Reputation: 447
I am trying to replace the item
with object
for the keys in a Python dictionary. I was wondering if re would be required. Or if I can use the replace function? How would I go about doing this?
What I have:
mydictionary = {
'item_1': [7,19],
'item_2': [0,3],
'item_3': [54,191],
'item_4': [41,43],
}
What I want:
mydictionary = {
'object_1': [7,19],
'object_2': [0,3],
'object_3': [54,191],
'object_4': [41,43],
}
Upvotes: 3
Views: 8327
Reputation: 6234
mydictionary = {
key.replace("item", "object"): value for key, value in mydictionary.items()
}
The syntax uses dictionary comprehension to create a new dictionary based on the old dictionary but with a modification in old dictionary keys.
Also re
module could be used instead of the string replace
method but since there is no regular expression/pattern involved re
module will only complicate the code.
Upvotes: 5
Reputation: 610
You can not change a key in a dictionary. The only way to replace it is to create a new dictionary or, add a new key and delete the old key.
The code below uses dictionary comprehension to create a dictionary.
mydictionary = {
'item_1': [7,19],
'item_2': [0,3],
'item_3': [54,191],
'item_4': [41,43],
}
mydictionary = {f"object_{index}": mydictionary[value] for index, value in enumerate(mydictionary, 1)}
output:
{'object_1': [7, 19], 'object_2': [0, 3], 'object_3': [54, 191], 'object_4': [41, 43]}
Upvotes: 0
Reputation: 206
You can't change the keys in a dictionary, so you will need to create a new dictionary.
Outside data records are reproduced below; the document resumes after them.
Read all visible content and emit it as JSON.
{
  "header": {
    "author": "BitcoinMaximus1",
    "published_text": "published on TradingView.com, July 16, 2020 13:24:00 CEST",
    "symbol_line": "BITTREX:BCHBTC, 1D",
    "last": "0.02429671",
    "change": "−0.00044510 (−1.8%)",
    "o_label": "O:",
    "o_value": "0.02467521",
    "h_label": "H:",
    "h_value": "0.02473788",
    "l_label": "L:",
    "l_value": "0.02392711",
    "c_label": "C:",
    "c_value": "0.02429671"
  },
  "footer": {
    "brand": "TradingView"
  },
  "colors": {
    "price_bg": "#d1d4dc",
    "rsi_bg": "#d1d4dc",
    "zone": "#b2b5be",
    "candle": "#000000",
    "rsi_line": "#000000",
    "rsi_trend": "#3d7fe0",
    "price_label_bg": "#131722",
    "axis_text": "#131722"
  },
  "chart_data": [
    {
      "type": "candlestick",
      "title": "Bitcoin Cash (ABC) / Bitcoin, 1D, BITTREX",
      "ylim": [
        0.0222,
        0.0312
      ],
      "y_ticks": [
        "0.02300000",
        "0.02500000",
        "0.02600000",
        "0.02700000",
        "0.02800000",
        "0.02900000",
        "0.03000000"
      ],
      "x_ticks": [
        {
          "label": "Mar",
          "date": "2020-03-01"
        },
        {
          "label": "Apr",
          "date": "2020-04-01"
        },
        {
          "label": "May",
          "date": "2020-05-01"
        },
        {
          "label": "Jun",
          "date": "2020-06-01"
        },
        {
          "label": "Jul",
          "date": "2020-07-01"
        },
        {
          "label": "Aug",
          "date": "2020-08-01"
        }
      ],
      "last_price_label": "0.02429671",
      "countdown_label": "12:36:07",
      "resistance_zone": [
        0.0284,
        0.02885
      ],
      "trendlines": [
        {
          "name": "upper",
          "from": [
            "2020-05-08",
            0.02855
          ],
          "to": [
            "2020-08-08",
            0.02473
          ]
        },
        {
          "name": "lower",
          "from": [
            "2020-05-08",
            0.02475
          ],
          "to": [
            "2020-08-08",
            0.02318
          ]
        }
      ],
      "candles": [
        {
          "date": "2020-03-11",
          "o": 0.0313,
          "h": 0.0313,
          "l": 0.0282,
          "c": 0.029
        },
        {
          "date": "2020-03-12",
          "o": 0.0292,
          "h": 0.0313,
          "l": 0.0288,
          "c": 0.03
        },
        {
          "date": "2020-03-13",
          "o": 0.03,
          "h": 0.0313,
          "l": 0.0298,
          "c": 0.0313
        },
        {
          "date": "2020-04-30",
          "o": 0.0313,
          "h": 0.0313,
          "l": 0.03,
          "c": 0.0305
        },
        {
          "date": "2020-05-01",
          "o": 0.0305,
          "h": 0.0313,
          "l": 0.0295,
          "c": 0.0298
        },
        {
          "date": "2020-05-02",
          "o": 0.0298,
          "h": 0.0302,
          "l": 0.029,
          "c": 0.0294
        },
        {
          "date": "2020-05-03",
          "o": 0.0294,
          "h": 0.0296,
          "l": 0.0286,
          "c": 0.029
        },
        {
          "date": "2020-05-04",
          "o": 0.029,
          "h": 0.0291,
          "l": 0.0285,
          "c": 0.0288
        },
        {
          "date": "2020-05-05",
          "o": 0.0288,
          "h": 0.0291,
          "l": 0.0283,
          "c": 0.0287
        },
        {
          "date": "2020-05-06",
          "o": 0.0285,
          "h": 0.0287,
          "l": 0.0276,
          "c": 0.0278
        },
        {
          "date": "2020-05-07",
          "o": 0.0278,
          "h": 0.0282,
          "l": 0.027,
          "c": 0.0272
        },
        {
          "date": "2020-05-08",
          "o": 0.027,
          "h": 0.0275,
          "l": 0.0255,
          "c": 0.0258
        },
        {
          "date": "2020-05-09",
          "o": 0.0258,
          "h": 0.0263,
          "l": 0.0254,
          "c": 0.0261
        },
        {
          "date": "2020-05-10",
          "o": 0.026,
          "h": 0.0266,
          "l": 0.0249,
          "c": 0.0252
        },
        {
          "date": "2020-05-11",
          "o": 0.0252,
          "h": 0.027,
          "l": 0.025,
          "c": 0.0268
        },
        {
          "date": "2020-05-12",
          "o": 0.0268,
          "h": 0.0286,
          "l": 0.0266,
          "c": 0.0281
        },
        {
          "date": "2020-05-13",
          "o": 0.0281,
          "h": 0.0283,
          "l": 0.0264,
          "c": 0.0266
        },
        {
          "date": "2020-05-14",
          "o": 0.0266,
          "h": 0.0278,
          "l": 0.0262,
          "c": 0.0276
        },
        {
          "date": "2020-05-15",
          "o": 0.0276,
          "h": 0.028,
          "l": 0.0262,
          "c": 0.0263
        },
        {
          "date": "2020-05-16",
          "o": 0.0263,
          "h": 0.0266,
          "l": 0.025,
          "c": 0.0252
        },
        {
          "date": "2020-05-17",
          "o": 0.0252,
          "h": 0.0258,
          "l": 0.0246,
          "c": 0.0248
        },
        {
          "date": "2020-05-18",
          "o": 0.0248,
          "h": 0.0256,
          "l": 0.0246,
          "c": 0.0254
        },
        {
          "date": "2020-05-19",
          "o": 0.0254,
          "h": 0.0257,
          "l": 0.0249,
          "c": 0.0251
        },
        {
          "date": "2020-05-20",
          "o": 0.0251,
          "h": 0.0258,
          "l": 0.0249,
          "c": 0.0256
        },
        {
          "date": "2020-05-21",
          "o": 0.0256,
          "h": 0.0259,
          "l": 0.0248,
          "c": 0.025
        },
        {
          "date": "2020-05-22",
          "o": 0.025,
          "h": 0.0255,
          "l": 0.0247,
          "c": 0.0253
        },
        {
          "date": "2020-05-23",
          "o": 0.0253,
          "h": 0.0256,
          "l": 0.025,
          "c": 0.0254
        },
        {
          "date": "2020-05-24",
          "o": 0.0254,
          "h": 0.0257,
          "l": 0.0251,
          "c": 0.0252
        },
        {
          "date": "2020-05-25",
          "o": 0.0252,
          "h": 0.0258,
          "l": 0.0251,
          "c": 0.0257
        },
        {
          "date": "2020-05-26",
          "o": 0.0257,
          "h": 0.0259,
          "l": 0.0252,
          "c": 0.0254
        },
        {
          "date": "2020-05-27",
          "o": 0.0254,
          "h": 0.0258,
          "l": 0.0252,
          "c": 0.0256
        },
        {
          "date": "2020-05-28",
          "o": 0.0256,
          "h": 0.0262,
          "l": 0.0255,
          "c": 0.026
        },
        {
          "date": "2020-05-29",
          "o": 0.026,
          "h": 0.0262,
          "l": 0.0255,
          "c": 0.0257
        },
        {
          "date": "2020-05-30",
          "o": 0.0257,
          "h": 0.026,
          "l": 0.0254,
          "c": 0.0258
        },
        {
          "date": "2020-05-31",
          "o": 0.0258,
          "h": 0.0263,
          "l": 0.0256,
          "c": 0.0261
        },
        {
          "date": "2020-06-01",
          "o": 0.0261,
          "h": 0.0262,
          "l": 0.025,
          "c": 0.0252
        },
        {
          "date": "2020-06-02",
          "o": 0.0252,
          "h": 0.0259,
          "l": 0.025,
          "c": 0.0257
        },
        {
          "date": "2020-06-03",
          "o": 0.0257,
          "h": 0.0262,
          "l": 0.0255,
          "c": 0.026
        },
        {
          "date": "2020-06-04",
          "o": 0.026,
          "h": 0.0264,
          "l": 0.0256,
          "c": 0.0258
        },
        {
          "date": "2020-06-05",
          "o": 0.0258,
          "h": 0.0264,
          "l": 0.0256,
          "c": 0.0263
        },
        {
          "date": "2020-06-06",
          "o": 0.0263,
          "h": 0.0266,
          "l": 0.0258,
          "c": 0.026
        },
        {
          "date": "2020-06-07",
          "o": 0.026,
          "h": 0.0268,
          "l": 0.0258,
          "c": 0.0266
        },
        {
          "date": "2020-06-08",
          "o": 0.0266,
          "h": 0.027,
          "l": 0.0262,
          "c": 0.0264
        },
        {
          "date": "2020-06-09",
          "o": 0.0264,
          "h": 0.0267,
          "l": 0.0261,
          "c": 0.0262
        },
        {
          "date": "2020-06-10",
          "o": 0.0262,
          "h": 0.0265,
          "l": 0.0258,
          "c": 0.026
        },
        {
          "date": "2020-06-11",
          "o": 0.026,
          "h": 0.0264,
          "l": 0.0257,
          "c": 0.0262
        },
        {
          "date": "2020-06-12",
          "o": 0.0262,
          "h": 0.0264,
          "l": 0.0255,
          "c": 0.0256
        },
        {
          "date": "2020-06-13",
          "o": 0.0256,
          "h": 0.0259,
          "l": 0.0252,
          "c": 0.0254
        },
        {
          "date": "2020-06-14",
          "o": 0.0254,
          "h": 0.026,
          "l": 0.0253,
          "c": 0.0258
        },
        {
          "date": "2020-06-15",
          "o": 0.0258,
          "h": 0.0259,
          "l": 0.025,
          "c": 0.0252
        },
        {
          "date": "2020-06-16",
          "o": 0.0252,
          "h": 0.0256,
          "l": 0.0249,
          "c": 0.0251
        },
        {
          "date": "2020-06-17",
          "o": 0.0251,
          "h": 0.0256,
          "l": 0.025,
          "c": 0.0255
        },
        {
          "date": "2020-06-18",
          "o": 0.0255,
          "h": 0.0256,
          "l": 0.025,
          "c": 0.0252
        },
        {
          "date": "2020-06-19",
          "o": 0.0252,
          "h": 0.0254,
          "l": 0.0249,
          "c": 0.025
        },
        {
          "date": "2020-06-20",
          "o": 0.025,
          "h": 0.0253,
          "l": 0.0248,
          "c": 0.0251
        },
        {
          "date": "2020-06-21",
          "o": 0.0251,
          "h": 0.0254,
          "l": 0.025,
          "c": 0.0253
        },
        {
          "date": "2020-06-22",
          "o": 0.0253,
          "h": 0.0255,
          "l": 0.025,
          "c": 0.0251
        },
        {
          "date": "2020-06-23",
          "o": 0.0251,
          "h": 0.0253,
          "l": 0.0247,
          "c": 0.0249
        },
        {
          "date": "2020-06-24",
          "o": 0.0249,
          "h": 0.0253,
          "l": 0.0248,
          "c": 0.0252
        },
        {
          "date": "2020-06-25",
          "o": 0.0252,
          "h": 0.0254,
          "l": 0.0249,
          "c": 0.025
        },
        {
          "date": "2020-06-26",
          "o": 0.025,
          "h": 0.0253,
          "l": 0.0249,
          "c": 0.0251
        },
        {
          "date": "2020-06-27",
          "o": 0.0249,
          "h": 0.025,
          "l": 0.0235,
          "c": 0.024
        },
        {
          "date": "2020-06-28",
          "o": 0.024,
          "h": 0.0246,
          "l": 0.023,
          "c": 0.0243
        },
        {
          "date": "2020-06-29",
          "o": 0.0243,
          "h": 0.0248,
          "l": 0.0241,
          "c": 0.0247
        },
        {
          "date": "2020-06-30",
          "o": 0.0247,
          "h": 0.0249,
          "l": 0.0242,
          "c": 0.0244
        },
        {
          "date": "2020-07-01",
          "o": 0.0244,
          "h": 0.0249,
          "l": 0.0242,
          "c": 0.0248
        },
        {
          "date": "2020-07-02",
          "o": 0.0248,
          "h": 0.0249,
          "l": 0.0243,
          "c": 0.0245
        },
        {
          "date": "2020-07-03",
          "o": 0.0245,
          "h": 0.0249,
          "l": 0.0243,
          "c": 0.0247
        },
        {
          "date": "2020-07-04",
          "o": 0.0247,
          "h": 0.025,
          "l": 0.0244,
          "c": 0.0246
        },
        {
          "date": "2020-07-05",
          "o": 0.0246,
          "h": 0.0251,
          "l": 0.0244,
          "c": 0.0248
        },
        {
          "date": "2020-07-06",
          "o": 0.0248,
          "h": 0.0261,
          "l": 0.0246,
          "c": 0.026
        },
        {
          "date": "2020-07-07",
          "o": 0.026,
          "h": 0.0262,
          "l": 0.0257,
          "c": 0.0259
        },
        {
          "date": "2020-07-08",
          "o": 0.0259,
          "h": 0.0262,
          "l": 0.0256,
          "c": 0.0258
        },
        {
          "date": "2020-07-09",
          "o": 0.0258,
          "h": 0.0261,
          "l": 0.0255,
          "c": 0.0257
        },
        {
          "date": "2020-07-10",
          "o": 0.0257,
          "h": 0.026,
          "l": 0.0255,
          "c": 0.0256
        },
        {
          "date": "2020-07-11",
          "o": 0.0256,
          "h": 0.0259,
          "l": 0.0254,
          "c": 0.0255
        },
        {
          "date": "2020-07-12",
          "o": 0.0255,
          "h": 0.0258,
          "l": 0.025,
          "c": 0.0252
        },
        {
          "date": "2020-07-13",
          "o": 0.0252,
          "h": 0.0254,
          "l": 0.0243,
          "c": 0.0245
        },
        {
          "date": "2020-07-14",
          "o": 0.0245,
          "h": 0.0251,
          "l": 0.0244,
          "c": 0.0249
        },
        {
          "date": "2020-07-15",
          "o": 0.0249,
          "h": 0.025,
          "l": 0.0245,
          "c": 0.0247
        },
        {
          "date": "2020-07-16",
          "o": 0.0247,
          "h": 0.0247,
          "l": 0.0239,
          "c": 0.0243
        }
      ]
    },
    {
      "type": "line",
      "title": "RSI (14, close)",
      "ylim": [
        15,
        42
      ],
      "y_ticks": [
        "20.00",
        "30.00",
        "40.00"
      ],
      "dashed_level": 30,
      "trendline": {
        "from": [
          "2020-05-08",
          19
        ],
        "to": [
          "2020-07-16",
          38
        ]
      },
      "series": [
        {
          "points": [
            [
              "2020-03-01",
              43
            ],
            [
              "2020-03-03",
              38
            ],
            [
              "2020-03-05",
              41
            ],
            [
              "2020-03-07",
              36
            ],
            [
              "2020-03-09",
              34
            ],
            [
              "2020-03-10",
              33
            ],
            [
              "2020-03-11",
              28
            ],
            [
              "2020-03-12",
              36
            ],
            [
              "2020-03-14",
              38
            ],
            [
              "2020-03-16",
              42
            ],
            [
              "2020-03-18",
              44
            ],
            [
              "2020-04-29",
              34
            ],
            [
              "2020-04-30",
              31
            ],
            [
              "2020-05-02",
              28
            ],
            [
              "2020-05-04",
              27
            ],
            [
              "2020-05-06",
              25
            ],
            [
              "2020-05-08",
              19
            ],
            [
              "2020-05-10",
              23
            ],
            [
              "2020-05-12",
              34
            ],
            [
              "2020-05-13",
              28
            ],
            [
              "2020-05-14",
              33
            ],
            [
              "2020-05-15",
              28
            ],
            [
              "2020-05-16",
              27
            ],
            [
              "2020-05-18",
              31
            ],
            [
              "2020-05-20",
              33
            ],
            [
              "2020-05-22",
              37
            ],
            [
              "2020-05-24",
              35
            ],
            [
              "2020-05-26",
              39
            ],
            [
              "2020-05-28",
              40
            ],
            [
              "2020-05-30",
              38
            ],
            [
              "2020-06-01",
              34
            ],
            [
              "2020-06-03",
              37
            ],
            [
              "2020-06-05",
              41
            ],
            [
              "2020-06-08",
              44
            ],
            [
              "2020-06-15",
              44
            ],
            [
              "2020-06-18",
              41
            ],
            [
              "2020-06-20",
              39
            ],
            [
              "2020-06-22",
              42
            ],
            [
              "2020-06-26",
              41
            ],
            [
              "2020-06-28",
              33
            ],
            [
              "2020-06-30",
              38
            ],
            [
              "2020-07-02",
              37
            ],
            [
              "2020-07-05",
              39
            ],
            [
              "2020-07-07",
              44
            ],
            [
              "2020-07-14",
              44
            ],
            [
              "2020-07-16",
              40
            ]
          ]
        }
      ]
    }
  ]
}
The most concise way to do this is probably comprehensions. First we, need to replace every string "item" with "object" in our old keys, then create a new dictionary with the same values. This should do it:
# Get keys
oldkeys = list(mydictionary.keys())
# Change "item" to "object"
newkeys = [s.replace('item', 'object') for s in oldkeys]
# Get values
vals = list(mydictionary.values())
# Create new dictionary by iterating over both newkeys and vals
newdictionary = {k: v for k, v in zip(newkeys, vals)}
newdictionary
now looks like this:
{'object_1': [7, 19], 'object_2': [0, 3], 'object_3': [54, 191], 'object_4': [41, 43]}
Note that you could combine this into one comprehension with mydictionary.items()
to get the key and value pairs as a tuple.